On apprend en voile bien souvent à ses dépends. On s'en tire la plupart du temps avec un avertissement sans frais ou une bricole à remplacer. Parfois, malheureusement, ce n'est pas le cas. Nous ne sommes pas des pro. Le "fautif" a sous-évalué les risques et sur-estimé ses capacités. Est-ce pour autant un crétin ? Pour ma part, je ne conclurai dans ce sens qu'en cas de récidive.
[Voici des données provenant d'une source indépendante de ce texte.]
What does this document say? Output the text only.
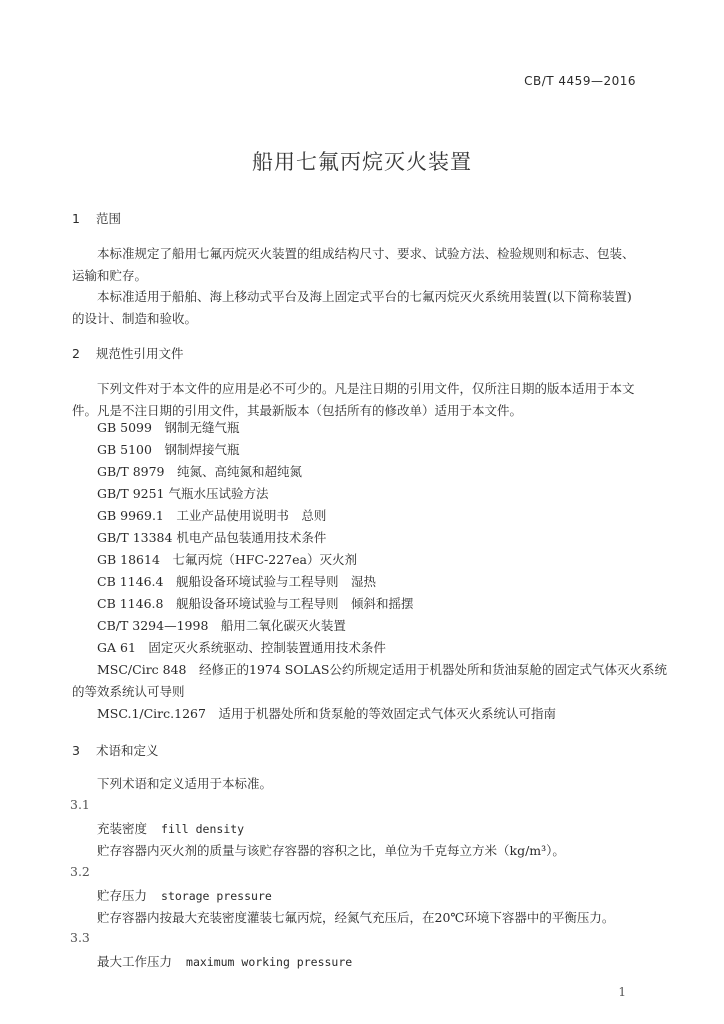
CB/T 4459—2016
船用七氟丙烷灭火装置
1 范围
本标准规定了船用七氟丙烷灭火装置的组成结构尺寸、要求、试验方法、检验规则和标志、包装、运输和贮存。
本标准适用于船舶、海上移动式平台及海上固定式平台的七氟丙烷灭火系统用装置(以下简称装置)的设计、制造和验收。
2 规范性引用文件
下列文件对于本文件的应用是必不可少的。凡是注日期的引用文件，仅所注日期的版本适用于本文件。凡是不注日期的引用文件，其最新版本（包括所有的修改单）适用于本文件。
GB 5099　钢制无缝气瓶
GB 5100　钢制焊接气瓶
GB/T 8979　纯氮、高纯氮和超纯氮
GB/T 9251 气瓶水压试验方法
GB 9969.1　工业产品使用说明书　总则
GB/T 13384 机电产品包装通用技术条件
GB 18614　七氟丙烷（HFC-227ea）灭火剂
CB 1146.4　舰船设备环境试验与工程导则　湿热
CB 1146.8　舰船设备环境试验与工程导则　倾斜和摇摆
CB/T 3294—1998　船用二氧化碳灭火装置
GA 61　固定灭火系统驱动、控制装置通用技术条件
MSC/Circ 848　经修正的1974 SOLAS公约所规定适用于机器处所和货油泵舱的固定式气体灭火系统
的等效系统认可导则
MSC.1/Circ.1267　适用于机器处所和货泵舱的等效固定式气体灭火系统认可指南
3 术语和定义
下列术语和定义适用于本标准。
3.1
充装密度 fill density
贮存容器内灭火剂的质量与该贮存容器的容积之比，单位为千克每立方米（kg/m³）。
3.2
贮存压力 storage pressure
贮存容器内按最大充装密度灌装七氟丙烷，经氮气充压后，在20℃环境下容器中的平衡压力。
3.3
最大工作压力 maximum working pressure
1
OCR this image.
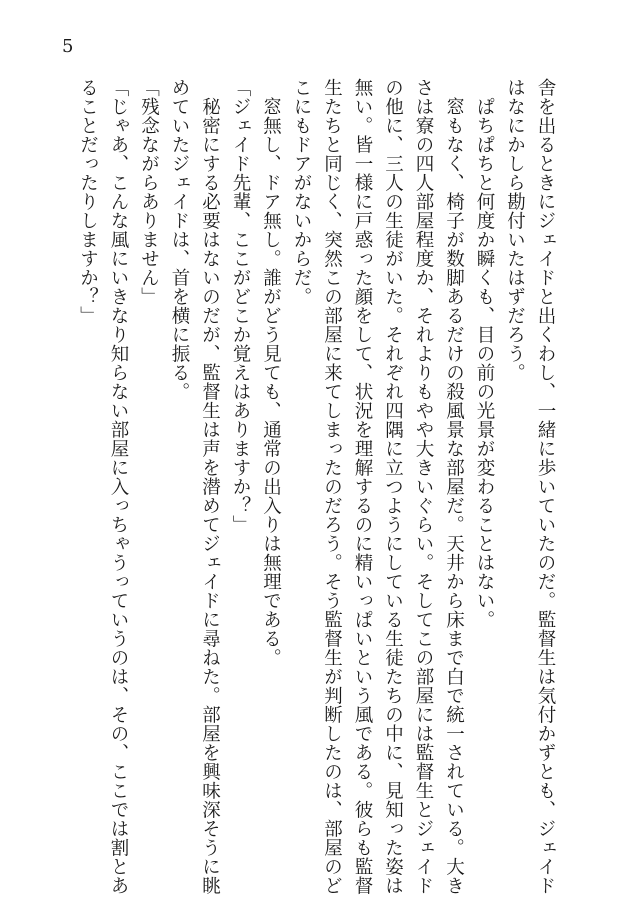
5

舎を出るときにジェイドと出くわし、一緒に歩いていたのだ。監督生は気付かずとも、ジェイド

はなにかしら勘付いたはずだろう。

　ぱちぱちと何度か瞬くも、目の前の光景が変わることはない。

　窓もなく、椅子が数脚あるだけの殺風景な部屋だ。天井から床まで白で統一されている。大き

さは寮の四人部屋程度か、それよりもやや大きいぐらい。そしてこの部屋には監督生とジェイド

の他に、三人の生徒がいた。それぞれ四隅に立つようにしている生徒たちの中に、見知った姿は

無い。皆一様に戸惑った顔をして、状況を理解するのに精いっぱいという風である。彼らも監督

生たちと同じく、突然この部屋に来てしまったのだろう。そう監督生が判断したのは、部屋のど

こにもドアがないからだ。

　窓無し、ドア無し。誰がどう見ても、通常の出入りは無理である。

「ジェイド先輩、ここがどこか覚えはありますか？」

　秘密にする必要はないのだが、監督生は声を潜めてジェイドに尋ねた。部屋を興味深そうに眺

めていたジェイドは、首を横に振る。

「残念ながらありません」

「じゃあ、こんな風にいきなり知らない部屋に入っちゃうっていうのは、その、ここでは割とあ

ることだったりしますか？」
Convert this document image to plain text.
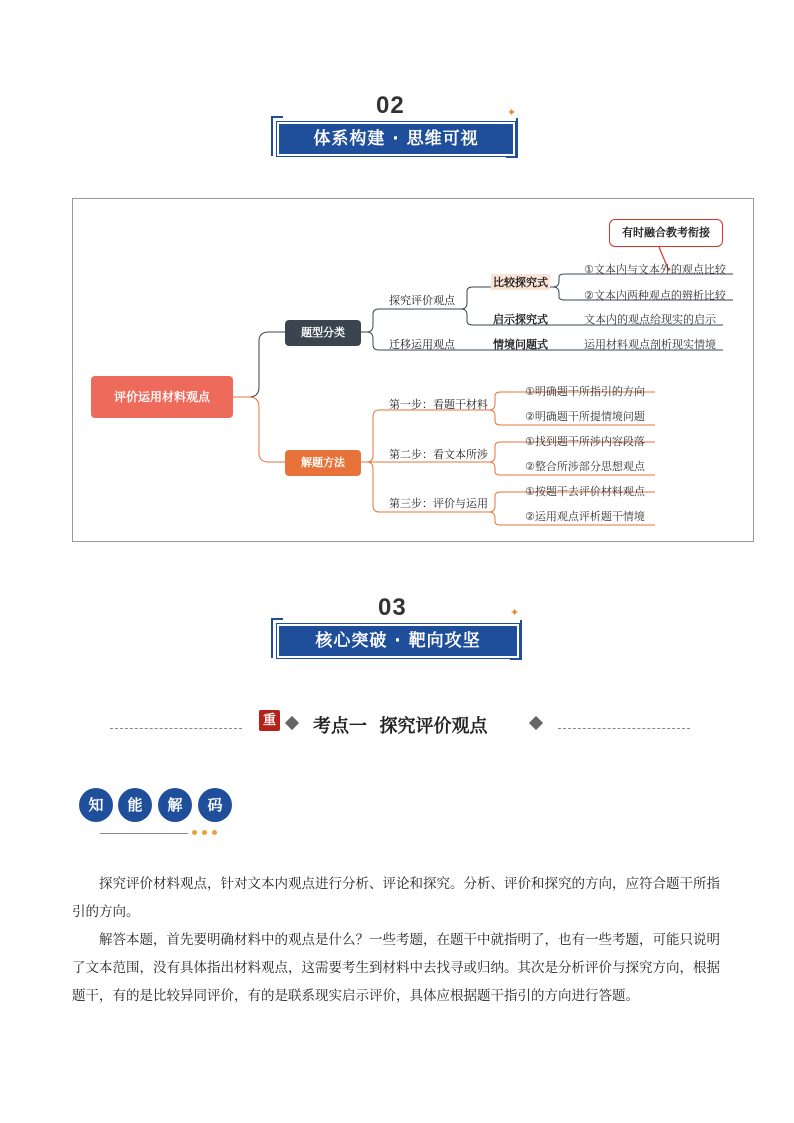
02	✦
体系构建 · 思维可视
评价运用材料观点
题型分类
解题方法
有时融合教考衔接
探究评价观点
迁移运用观点
比较探究式
启示探究式
情境问题式
①文本内与文本外的观点比较
②文本内两种观点的辨析比较
文本内的观点给现实的启示
运用材料观点剖析现实情境
第一步：看题干材料
第二步：看文本所涉
第三步：评价与运用
①明确题干所指引的方向
②明确题干所提情境问题
①找到题干所涉内容段落
②整合所涉部分思想观点
①按题干去评价材料观点
②运用观点评析题干情境
03	✦
核心突破 · 靶向攻坚
重 考点一  探究评价观点
知	能	解	码
探究评价材料观点，针对文本内观点进行分析、评论和探究。分析、评价和探究的方向，应符合题干所指引的方向。
解答本题，首先要明确材料中的观点是什么？一些考题，在题干中就指明了，也有一些考题，可能只说明了文本范围，没有具体指出材料观点，这需要考生到材料中去找寻或归纳。其次是分析评价与探究方向，根据题干，有的是比较异同评价，有的是联系现实启示评价，具体应根据题干指引的方向进行答题。
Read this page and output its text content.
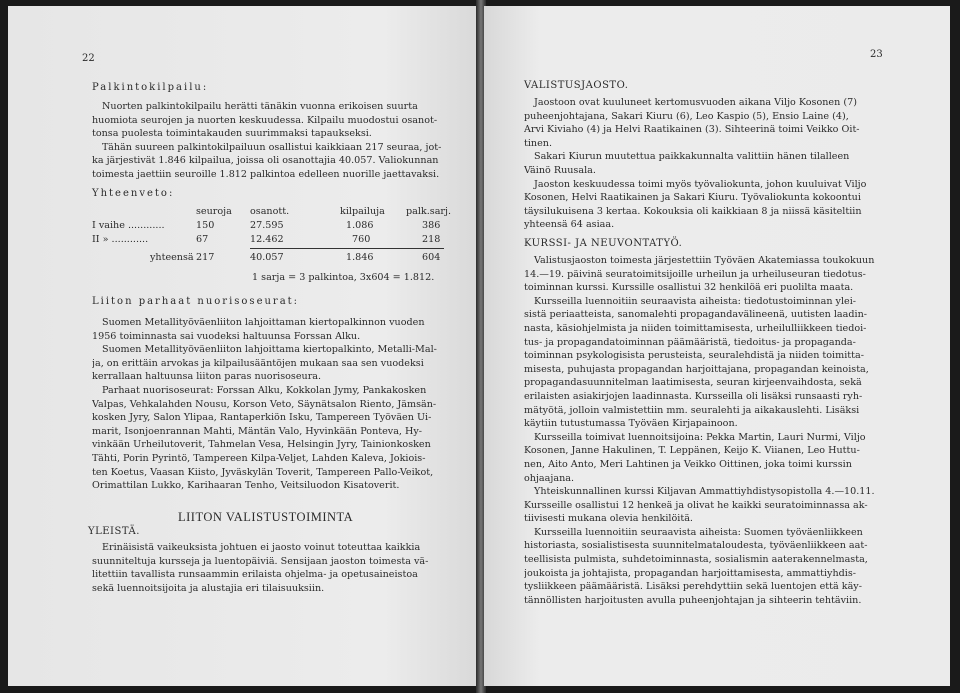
22
Palkintokilpailu:
Nuorten palkintokilpailu herätti tänäkin vuonna erikoisen suurta
huomiota seurojen ja nuorten keskuudessa. Kilpailu muodostui osanot-
tonsa puolesta toimintakauden suurimmaksi tapaukseksi.
Tähän suureen palkintokilpailuun osallistui kaikkiaan 217 seuraa, jot-
ka järjestivät 1.846 kilpailua, joissa oli osanottajia 40.057. Valiokunnan
toimesta jaettiin seuroille 1.812 palkintoa edelleen nuorille jaettavaksi.
Yhteenveto:
seuroja osanott.	kilpailuja palk.sarj.
I vaihe ............	150	27.595	1.086	386
II » ............	67	12.462	760	218
yhteensä 217	40.057	1.846	604
1 sarja = 3 palkintoa, 3x604 = 1.812.
Liiton parhaat nuorisoseurat:
Suomen Metallityöväenliiton lahjoittaman kiertopalkinnon vuoden
1956 toiminnasta sai vuodeksi haltuunsa Forssan Alku.
Suomen Metallityöväenliiton lahjoittama kiertopalkinto, Metalli-Mal-
ja, on erittäin arvokas ja kilpailusääntöjen mukaan saa sen vuodeksi
kerrallaan haltuunsa liiton paras nuorisoseura.
Parhaat nuorisoseurat: Forssan Alku, Kokkolan Jymy, Pankakosken
Valpas, Vehkalahden Nousu, Korson Veto, Säynätsalon Riento, Jämsän-
kosken Jyry, Salon Ylipaa, Rantaperkiön Isku, Tampereen Työväen Ui-
marit, Isonjoenrannan Mahti, Mäntän Valo, Hyvinkään Ponteva, Hy-
vinkään Urheilutoverit, Tahmelan Vesa, Helsingin Jyry, Tainionkosken
Tähti, Porin Pyrintö, Tampereen Kilpa-Veljet, Lahden Kaleva, Jokiois-
ten Koetus, Vaasan Kiisto, Jyväskylän Toverit, Tampereen Pallo-Veikot,
Orimattilan Lukko, Karihaaran Tenho, Veitsiluodon Kisatoverit.
LIITON VALISTUSTOIMINTA
YLEISTÄ.
Erinäisistä vaikeuksista johtuen ei jaosto voinut toteuttaa kaikkia
suunniteltuja kursseja ja luentopäiviä. Sensijaan jaoston toimesta vä-
litettiin tavallista runsaammin erilaista ohjelma- ja opetusaineistoa
sekä luennoitsijoita ja alustajia eri tilaisuuksiin.
23
VALISTUSJAOSTO.
Jaostoon ovat kuuluneet kertomusvuoden aikana Viljo Kosonen (7)
puheenjohtajana, Sakari Kiuru (6), Leo Kaspio (5), Ensio Laine (4),
Arvi Kiviaho (4) ja Helvi Raatikainen (3). Sihteerinä toimi Veikko Oit-
tinen.
Sakari Kiurun muutettua paikkakunnalta valittiin hänen tilalleen
Väinö Ruusala.
Jaoston keskuudessa toimi myös työvaliokunta, johon kuuluivat Viljo
Kosonen, Helvi Raatikainen ja Sakari Kiuru. Työvaliokunta kokoontui
täysilukuisena 3 kertaa. Kokouksia oli kaikkiaan 8 ja niissä käsiteltiin
yhteensä 64 asiaa.
KURSSI- JA NEUVONTATYÖ.
Valistusjaoston toimesta järjestettiin Työväen Akatemiassa toukokuun
14.—19. päivinä seuratoimitsijoille urheilun ja urheiluseuran tiedotus-
toiminnan kurssi. Kurssille osallistui 32 henkilöä eri puolilta maata.
Kursseilla luennoitiin seuraavista aiheista: tiedotustoiminnan ylei-
sistä periaatteista, sanomalehti propagandavälineenä, uutisten laadin-
nasta, käsiohjelmista ja niiden toimittamisesta, urheilulliikkeen tiedoi-
tus- ja propagandatoiminnan päämääristä, tiedoitus- ja propaganda-
toiminnan psykologisista perusteista, seuralehdistä ja niiden toimitta-
misesta, puhujasta propagandan harjoittajana, propagandan keinoista,
propagandasuunnitelman laatimisesta, seuran kirjeenvaihdosta, sekä
erilaisten asiakirjojen laadinnasta. Kursseilla oli lisäksi runsaasti ryh-
mätyötä, jolloin valmistettiin mm. seuralehti ja aikakauslehti. Lisäksi
käytiin tutustumassa Työväen Kirjapainoon.
Kursseilla toimivat luennoitsijoina: Pekka Martin, Lauri Nurmi, Viljo
Kosonen, Janne Hakulinen, T. Leppänen, Keijo K. Viianen, Leo Huttu-
nen, Aito Anto, Meri Lahtinen ja Veikko Oittinen, joka toimi kurssin
ohjaajana.
Yhteiskunnallinen kurssi Kiljavan Ammattiyhdistysopistolla 4.—10.11.
Kursseille osallistui 12 henkeä ja olivat he kaikki seuratoiminnassa ak-
tiivisesti mukana olevia henkilöitä.
Kursseilla luennoitiin seuraavista aiheista: Suomen työväenliikkeen
historiasta, sosialistisesta suunnitelmataloudesta, työväenliikkeen aat-
teellisista pulmista, suhdetoiminnasta, sosialismin aaterakennelmasta,
joukoista ja johtajista, propagandan harjoittamisesta, ammattiyhdis-
tysliikkeen päämääristä. Lisäksi perehdyttiin sekä luentojen että käy-
tännöllisten harjoitusten avulla puheenjohtajan ja sihteerin tehtäviin.
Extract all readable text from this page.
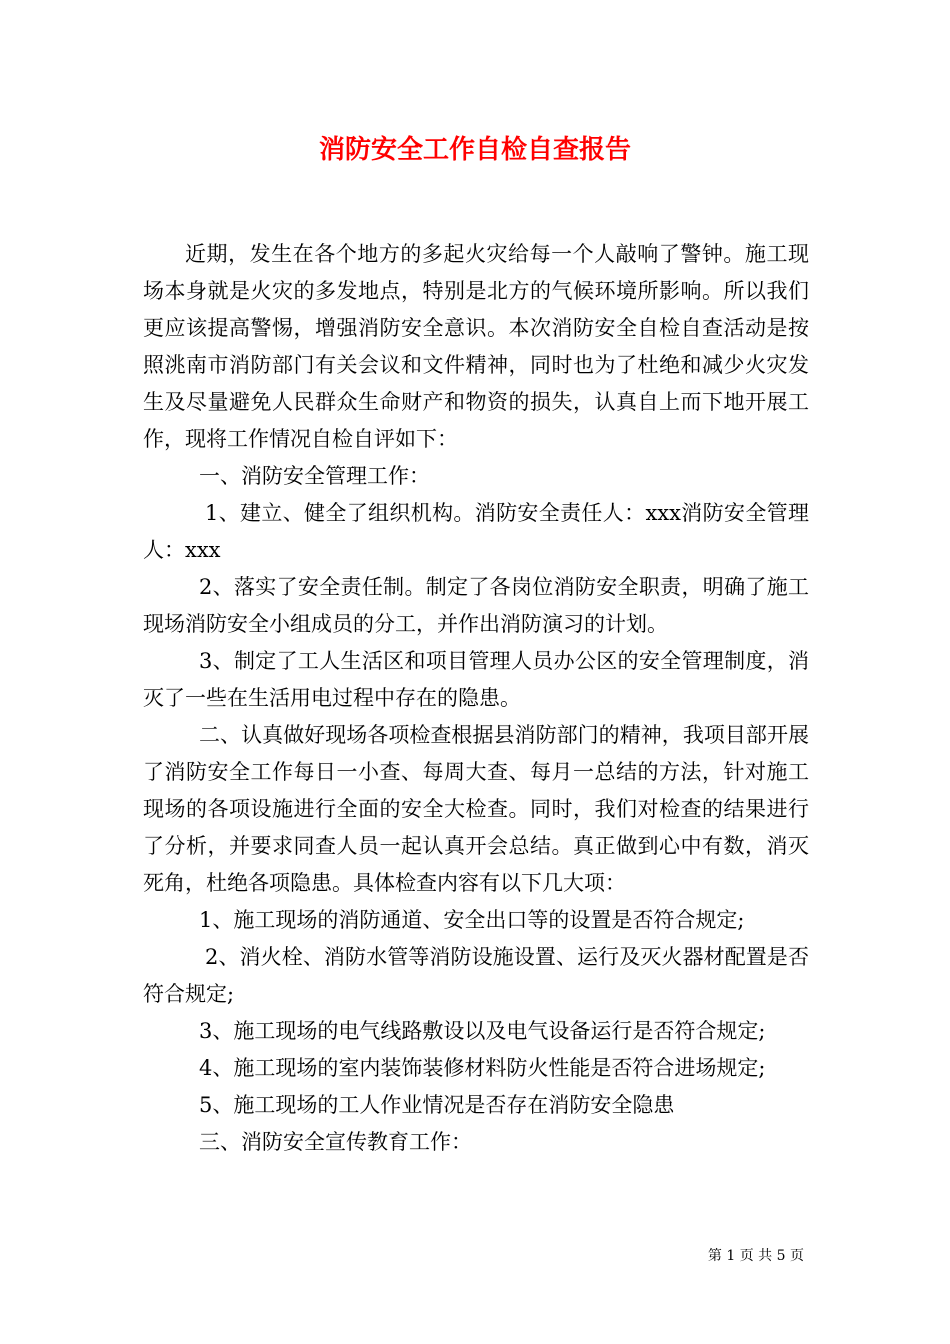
消防安全工作自检自查报告

近期，发生在各个地方的多起火灾给每一个人敲响了警钟。施工现场本身就是火灾的多发地点，特别是北方的气候环境所影响。所以我们更应该提高警惕，增强消防安全意识。本次消防安全自检自查活动是按照洮南市消防部门有关会议和文件精神，同时也为了杜绝和减少火灾发生及尽量避免人民群众生命财产和物资的损失，认真自上而下地开展工作，现将工作情况自检自评如下：

一、消防安全管理工作：

1、建立、健全了组织机构。消防安全责任人：xxx消防安全管理人：xxx

2、落实了安全责任制。制定了各岗位消防安全职责，明确了施工现场消防安全小组成员的分工，并作出消防演习的计划。

3、制定了工人生活区和项目管理人员办公区的安全管理制度，消灭了一些在生活用电过程中存在的隐患。

二、认真做好现场各项检查根据县消防部门的精神，我项目部开展了消防安全工作每日一小查、每周大查、每月一总结的方法，针对施工现场的各项设施进行全面的安全大检查。同时，我们对检查的结果进行了分析，并要求同查人员一起认真开会总结。真正做到心中有数，消灭死角，杜绝各项隐患。具体检查内容有以下几大项：

1、施工现场的消防通道、安全出口等的设置是否符合规定;

2、消火栓、消防水管等消防设施设置、运行及灭火器材配置是否符合规定;

3、施工现场的电气线路敷设以及电气设备运行是否符合规定;

4、施工现场的室内装饰装修材料防火性能是否符合进场规定;

5、施工现场的工人作业情况是否存在消防安全隐患

三、消防安全宣传教育工作：

第 1 页 共 5 页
Pour moi, le patron de la SNSM a raison et est dans son rôle en utilisant ce genre d'incident pour communiquer sur les risques. Le tambour médiatique fonctionne mieux lorsque les articles ont du corps. heo aurait-il réagit de la même manière à un article de la snsm demandant de "faire attention" ? C'est pour une bonne cause.

06 oct. 2020
5

Ce n'était pas au ponton du port d'Arradon mais à Pen er Men, pas très loin de là, dans une zone où le courant est fort. C'était forcément déraisonnable de sortir en annexe vu le temps, ça ne pouvait pas bien se passer. Néanmoins je suis surpris, désagréablement, de cet interview dans le télégramme. Les sauveteurs ne doivent-t-ils pas rester discrets malgré les aberrations qu'ils rencontrent régulièrement ? A différents degrés tout le monde peut faire une erreur avec ses conséquences. Ok pour recevoir une critique et des conseils de la part de ceux qui interviennent, c'est leur rôle. Mais quant à l'étaler dans la presse...si j'ai besoin de la SNSM du golfe je m'interrogerai si je peux compter sur leur discrétion ou si je peux m'attendre à une médiatisation qui accable encore un peu plus. Quant au petit coup de pub sur la nouvelle vedette en fin d'article, bof...

08 oct. 2020
1

Bah, le nom, l adresse et le 06 du naufragé n ont pas été communiqué alors... comme l écrit ptiplouf, ce genre de commentaire s apparente à de la prévention

08 oct. 2020
1

il manquerait plus que ça, encore heureux...

08 oct. 2020
1

Ah... j ai peut être eu tort d user du second degré. Optimisme de ma part. Sorry

08 oct. 2020
1

je comprends mieux !...

09 oct. 2020
-1

Le président de la station est tout à fait dans son rôle en réagissant après cet incident: il ne nomme pas l'infortuné et ne donne aucun moyen de l'identifié.
Peut-être exagère-t-il dans son évaluation de la situation: peut-être volontairement pour marquer les esprits ? Cette sortie dans la presse sauvera peut-être quelques vies qui sait ?
Si ce n'est pas volontaire, rappelons que la SNSM a perdu 3 hommes l'année dernière dans un accident du à l'imprudence d'un marin qui y est lui aussi resté. On peut comprendre que les gars de la SNSM soient un chatouilleux sur le sujet.